I know this sounds crazy and impossible to the emancipated man of today, steeping in our contemporary consumerism. He is constantly told to maintain confidence, and keep his pecker up for hope and loose change. His capacity for trust, so far as it goes, is invested in the hope that his debts will not be called in, that everything he owns won’t be hauled away, and himself in the next truck turned into the landfill. Under all the anxieties of his fast-paced life — work till you shirk, shop till you drop — he believes himself to be a team player. He is anyway reminded in a thousand subtle ways, and a thousand more obvious, of his most solemn public responsibility. What would his friends say if he broke rank, and stopped doing his bit for “the economy”?

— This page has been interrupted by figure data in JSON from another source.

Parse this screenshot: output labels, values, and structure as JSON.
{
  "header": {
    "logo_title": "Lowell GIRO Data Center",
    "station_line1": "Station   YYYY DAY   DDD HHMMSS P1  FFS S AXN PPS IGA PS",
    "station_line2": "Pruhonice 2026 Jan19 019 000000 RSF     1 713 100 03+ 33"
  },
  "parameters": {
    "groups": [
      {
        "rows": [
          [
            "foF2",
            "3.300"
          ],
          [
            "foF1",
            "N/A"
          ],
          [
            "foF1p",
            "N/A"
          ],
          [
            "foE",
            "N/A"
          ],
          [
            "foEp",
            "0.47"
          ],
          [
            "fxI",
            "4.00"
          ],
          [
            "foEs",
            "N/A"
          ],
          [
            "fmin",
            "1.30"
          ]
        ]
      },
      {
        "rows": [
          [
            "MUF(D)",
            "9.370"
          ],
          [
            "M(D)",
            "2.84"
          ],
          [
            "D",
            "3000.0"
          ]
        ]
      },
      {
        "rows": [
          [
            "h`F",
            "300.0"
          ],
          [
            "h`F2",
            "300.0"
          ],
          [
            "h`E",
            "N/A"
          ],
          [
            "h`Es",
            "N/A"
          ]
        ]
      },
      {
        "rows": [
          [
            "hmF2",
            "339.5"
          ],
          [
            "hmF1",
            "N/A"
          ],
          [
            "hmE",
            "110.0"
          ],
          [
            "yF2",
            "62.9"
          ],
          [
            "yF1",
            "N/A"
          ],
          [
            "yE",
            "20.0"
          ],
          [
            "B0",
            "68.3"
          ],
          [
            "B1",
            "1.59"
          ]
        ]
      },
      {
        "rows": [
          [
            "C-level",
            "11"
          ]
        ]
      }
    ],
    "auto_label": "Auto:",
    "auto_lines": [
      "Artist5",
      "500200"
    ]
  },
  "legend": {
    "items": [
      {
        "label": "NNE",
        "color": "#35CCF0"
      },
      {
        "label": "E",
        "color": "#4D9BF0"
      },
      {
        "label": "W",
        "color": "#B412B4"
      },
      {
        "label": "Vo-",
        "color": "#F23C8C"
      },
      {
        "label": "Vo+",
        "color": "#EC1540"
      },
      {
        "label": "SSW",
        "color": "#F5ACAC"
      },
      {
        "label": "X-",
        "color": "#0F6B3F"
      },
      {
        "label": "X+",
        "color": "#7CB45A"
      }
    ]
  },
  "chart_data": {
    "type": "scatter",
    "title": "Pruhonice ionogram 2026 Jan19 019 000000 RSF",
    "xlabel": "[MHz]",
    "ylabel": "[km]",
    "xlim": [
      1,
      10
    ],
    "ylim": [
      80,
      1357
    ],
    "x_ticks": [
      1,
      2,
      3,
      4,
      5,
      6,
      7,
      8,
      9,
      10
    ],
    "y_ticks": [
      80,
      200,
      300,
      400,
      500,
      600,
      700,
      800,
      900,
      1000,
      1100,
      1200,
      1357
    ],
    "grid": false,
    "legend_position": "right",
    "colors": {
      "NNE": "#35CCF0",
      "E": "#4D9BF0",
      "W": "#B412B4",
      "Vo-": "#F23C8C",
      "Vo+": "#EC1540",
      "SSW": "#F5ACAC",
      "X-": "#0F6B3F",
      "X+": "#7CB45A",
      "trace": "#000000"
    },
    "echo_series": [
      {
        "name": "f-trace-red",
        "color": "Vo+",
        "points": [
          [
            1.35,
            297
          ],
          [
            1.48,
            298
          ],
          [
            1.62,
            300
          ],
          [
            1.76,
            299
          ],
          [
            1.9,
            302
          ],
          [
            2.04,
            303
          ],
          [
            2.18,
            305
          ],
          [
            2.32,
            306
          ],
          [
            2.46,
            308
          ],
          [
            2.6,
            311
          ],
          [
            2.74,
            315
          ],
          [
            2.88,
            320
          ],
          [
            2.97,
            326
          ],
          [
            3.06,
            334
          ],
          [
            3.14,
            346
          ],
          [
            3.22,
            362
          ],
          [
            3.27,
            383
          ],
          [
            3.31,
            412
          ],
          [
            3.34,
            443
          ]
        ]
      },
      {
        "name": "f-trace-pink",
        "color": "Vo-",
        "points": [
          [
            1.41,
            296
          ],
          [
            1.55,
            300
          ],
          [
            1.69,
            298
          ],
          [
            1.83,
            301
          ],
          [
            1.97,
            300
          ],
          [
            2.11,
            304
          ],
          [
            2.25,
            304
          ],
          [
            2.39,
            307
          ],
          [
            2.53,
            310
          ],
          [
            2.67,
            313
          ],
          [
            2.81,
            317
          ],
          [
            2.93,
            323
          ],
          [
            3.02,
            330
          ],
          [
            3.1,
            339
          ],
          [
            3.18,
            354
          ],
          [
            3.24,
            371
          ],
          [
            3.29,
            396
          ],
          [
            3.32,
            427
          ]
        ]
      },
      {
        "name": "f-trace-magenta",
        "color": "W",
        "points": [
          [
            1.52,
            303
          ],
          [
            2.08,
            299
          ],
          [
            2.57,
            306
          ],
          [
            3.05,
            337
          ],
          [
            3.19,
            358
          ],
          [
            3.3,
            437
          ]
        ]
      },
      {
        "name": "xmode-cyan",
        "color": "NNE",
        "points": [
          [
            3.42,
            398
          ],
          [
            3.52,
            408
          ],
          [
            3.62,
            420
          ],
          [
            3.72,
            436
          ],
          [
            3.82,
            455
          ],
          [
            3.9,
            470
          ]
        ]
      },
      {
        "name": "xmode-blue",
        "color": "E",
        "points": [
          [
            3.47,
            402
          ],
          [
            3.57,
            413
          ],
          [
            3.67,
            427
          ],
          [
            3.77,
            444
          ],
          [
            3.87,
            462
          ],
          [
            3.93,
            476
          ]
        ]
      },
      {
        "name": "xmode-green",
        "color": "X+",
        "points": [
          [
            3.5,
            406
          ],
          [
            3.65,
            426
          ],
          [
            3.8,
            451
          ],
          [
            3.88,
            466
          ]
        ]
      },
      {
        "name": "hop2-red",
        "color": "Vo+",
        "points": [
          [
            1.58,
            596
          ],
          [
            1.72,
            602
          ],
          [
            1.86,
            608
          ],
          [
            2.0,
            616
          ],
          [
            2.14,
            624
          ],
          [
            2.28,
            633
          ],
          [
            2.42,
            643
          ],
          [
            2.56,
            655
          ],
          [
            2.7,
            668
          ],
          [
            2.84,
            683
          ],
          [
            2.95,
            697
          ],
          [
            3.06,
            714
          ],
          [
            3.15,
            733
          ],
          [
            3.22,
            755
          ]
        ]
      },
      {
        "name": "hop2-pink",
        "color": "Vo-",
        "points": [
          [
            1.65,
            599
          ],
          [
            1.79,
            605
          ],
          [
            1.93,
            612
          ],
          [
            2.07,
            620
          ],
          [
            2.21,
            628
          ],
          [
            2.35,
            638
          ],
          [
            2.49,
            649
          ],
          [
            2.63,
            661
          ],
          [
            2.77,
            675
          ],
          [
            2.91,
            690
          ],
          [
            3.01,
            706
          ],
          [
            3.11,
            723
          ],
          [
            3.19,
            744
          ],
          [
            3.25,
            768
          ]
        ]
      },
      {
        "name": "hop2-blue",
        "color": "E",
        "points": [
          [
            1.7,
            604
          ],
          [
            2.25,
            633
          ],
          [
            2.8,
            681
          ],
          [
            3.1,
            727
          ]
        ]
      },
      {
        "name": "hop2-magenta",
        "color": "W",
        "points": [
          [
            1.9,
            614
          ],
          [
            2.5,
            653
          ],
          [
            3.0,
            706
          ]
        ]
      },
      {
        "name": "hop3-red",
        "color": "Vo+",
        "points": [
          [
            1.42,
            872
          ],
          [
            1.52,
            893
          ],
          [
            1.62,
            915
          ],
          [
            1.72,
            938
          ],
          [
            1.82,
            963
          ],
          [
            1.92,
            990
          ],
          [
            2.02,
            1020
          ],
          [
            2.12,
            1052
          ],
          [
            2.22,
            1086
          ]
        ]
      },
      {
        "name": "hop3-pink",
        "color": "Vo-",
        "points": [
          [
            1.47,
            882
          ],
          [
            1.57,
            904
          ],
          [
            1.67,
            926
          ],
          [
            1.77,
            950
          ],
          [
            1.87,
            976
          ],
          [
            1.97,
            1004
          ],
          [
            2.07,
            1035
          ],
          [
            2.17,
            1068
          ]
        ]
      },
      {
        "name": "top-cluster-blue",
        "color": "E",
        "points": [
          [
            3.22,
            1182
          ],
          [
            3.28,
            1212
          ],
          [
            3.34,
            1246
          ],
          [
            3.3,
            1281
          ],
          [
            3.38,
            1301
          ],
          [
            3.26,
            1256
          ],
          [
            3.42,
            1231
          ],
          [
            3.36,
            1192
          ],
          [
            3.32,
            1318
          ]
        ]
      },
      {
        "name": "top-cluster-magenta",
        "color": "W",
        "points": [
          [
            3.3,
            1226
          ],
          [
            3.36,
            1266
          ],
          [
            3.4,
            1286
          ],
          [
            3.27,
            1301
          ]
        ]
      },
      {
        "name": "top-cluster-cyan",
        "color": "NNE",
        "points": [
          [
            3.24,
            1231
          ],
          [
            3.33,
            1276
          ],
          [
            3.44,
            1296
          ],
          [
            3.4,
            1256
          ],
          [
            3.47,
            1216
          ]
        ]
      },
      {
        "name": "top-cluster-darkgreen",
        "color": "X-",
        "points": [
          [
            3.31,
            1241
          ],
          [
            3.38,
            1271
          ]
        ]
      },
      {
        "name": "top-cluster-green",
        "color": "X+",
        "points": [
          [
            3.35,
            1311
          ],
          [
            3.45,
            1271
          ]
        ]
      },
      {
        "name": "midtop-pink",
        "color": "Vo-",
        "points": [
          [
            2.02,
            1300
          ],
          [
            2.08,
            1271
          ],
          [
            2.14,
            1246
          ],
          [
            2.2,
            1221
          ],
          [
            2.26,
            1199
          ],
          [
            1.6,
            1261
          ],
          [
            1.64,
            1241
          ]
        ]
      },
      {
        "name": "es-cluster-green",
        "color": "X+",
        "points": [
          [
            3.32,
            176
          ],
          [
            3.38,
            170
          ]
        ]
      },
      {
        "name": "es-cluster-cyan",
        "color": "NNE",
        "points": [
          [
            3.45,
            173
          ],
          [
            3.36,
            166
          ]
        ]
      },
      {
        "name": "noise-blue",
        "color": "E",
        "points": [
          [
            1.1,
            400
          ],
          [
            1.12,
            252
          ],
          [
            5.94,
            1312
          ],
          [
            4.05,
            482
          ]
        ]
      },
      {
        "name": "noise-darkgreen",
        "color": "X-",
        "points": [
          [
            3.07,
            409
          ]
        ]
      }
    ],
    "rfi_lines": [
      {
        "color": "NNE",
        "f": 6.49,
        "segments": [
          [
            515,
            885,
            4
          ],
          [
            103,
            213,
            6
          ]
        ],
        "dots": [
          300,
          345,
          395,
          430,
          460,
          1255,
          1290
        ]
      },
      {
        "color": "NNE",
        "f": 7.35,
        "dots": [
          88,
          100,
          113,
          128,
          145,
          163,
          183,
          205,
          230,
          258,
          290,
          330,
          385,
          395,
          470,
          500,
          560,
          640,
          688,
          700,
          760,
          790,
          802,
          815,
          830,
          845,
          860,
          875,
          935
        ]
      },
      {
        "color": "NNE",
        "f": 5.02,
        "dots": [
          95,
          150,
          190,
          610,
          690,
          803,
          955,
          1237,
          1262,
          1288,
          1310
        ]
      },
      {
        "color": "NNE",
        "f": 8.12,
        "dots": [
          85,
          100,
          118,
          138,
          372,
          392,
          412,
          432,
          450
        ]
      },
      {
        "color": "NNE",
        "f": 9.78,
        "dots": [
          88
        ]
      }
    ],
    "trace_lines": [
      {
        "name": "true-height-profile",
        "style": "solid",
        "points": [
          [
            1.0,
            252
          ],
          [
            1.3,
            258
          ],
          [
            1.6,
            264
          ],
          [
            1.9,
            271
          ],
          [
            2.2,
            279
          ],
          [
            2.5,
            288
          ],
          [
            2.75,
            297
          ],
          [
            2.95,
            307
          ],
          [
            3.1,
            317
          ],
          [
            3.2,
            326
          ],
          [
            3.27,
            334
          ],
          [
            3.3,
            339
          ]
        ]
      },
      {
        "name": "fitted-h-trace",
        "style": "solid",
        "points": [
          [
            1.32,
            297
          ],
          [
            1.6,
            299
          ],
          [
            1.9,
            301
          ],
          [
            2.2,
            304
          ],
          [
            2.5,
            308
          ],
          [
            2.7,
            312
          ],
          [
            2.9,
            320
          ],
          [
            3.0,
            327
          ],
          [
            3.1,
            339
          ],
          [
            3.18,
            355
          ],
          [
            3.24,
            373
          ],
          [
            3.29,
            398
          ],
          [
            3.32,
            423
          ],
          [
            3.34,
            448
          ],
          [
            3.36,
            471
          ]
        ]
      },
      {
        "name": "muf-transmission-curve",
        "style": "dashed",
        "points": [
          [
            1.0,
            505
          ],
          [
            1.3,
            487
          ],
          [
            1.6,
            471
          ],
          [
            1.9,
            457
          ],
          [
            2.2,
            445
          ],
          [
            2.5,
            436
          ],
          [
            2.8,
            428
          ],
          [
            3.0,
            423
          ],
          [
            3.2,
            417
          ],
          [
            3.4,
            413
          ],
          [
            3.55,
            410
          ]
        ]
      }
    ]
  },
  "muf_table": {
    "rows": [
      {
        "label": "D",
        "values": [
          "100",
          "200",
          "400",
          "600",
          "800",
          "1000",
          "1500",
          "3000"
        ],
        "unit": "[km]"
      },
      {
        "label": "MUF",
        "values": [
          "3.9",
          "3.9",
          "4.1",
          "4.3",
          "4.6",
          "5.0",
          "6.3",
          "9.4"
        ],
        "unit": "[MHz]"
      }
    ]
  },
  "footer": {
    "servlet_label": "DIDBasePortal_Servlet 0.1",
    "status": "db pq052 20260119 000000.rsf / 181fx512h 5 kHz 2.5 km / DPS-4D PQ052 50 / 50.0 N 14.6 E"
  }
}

He must make his obeisance to the clichés that bind us all together, as worthy citizens of a modern secular state; to “the Gods of the Market Place,” as Kipling called them, “and their smooth-tongued wizards,” operating in politics and business alike. He must maintain the common faith that animates our democracy; that sacred faith in Peter Pan — that if we all keep our eyes closed together, the facts of life will eventually go away.

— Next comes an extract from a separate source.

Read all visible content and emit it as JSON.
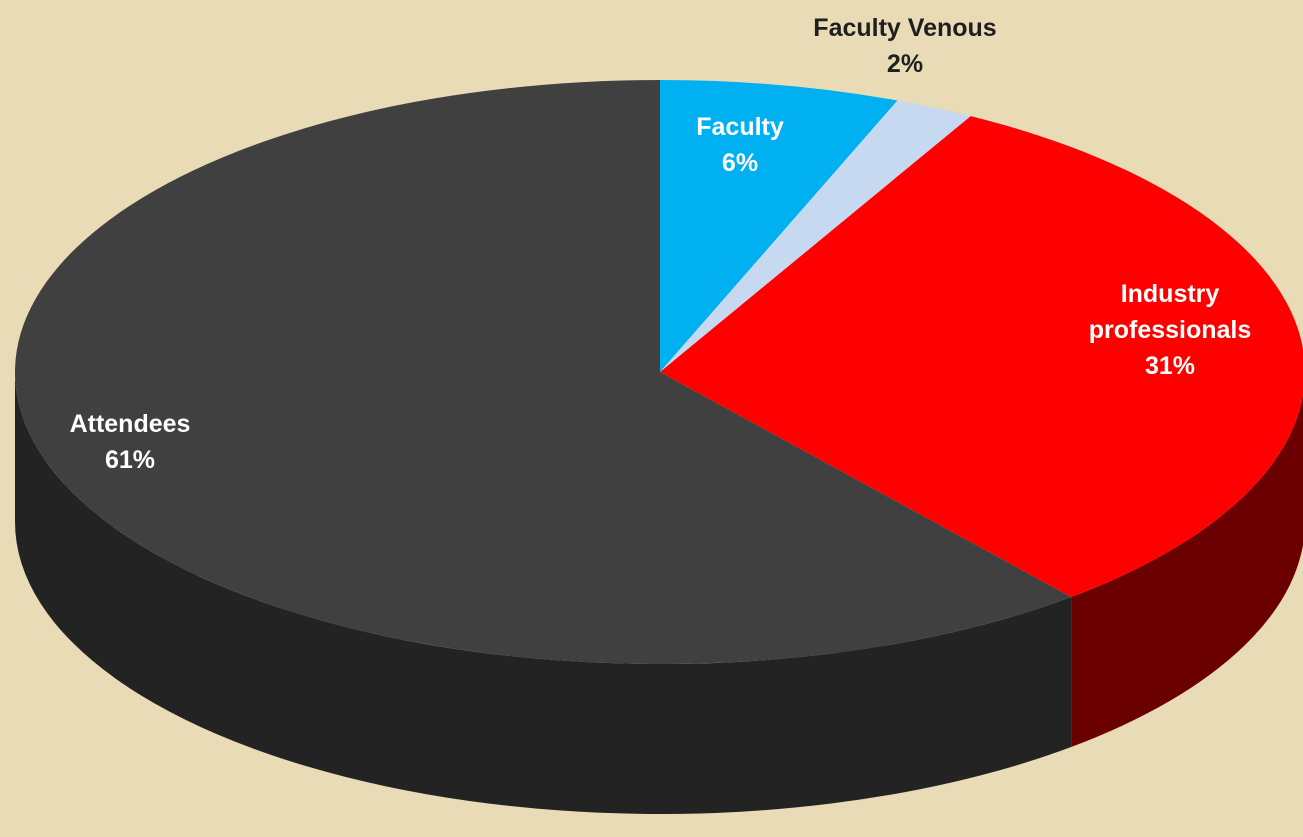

How can he dare let go of that? What would be the consequence if he did? Who could reasonably expect him to embrace an alternative “blind faith,” that might separate him from his fellows, and from the safety of the crowd?

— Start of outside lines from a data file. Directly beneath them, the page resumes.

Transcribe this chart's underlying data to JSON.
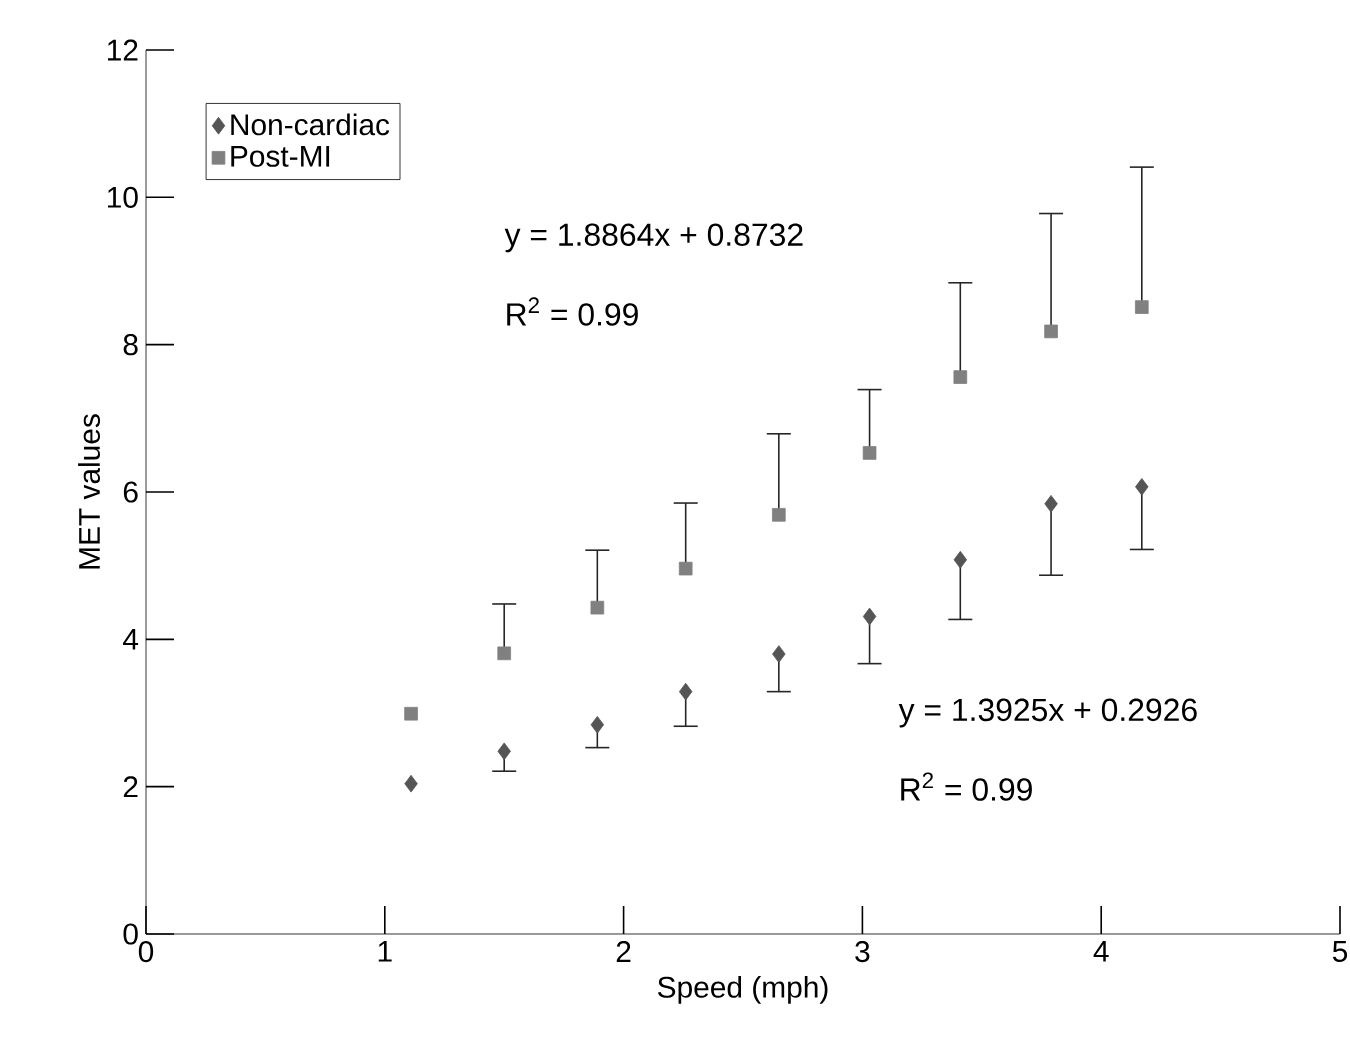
{
  "chart_data": {
    "type": "scatter",
    "xlabel": "Speed (mph)",
    "ylabel": "MET values",
    "x": [
      1.11,
      1.5,
      1.89,
      2.26,
      2.65,
      3.03,
      3.41,
      3.79,
      4.17
    ],
    "series": [
      {
        "name": "Non-cardiac",
        "color": "#555555",
        "marker": "diamond",
        "values": [
          2.04,
          2.48,
          2.84,
          3.29,
          3.8,
          4.31,
          5.08,
          5.84,
          6.07
        ],
        "errors": [
          null,
          [
            2.21,
            2.48
          ],
          [
            2.53,
            2.84
          ],
          [
            2.82,
            3.29
          ],
          [
            3.29,
            3.8
          ],
          [
            3.67,
            4.31
          ],
          [
            4.27,
            5.08
          ],
          [
            4.87,
            5.84
          ],
          [
            5.22,
            6.07
          ]
        ]
      },
      {
        "name": "Post-MI",
        "color": "#808080",
        "marker": "square",
        "values": [
          2.99,
          3.81,
          4.43,
          4.96,
          5.69,
          6.53,
          7.56,
          8.18,
          8.51
        ],
        "errors": [
          null,
          [
            3.81,
            4.48
          ],
          [
            4.43,
            5.21
          ],
          [
            4.96,
            5.85
          ],
          [
            5.69,
            6.79
          ],
          [
            6.53,
            7.39
          ],
          [
            7.56,
            8.84
          ],
          [
            8.18,
            9.78
          ],
          [
            8.51,
            10.41
          ]
        ]
      }
    ],
    "annotations": [
      "y = 1.8864x + 0.8732",
      "R$^{2}$ = 0.99",
      "y = 1.3925x + 0.2926",
      "R$^{2}$ = 0.99"
    ],
    "xlim": [
      0,
      5
    ],
    "xticks": [
      0,
      1,
      2,
      3,
      4,
      5
    ],
    "ylim": [
      0,
      12
    ],
    "yticks": [
      0,
      2,
      4,
      6,
      8,
      10,
      12
    ],
    "legend": "top left"
  }
}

And why anyway should he believe in what, according to the scientific consensus, is a crop of old myths? For that’s the real rub. According to the scientific consensus, he’s just a lump of dirt, or at best a worm crawling in it. Why should he believe that his soul has any value? That he is not just a worm, or a number, but a man? Sounds like narcissism to him; sounds rather selfish; sounds downright unscientific. For in his heart he believes that he is worthless. In his heart is the counsel of despair.

What is impossible today was not always impossible, however. There was a world before Peter Pan. Even I retain glimpses of another way of life, not in some distant place, but right here under the asphalt, in a country that once had a little dignity. (Canada today is a country of which her ancestors, of every confession, would be rightly and deeply ashamed.)

That it was never secure can go without saying, for it is gone. Nothing in this world survives, that is not constantly maintained and replenished, and what is built in faith requires the renewed faith of every generation. And the truth is that faith was broken, except a few resilient threads. (Which the devils try so desperately to sever, from the fear that they might grow again.)

Yet I recall an old house in Cape Breton, where every degrowthing principle was once observed, as a matter of course, and where this text adapted from the Book of Joshua (24:15) was embroidered and framed:

“If it seem evil to you to serve the Lord, you have your choice. Choose whichever strange gods you will serve. But as for me and my house, we will serve the Lord.”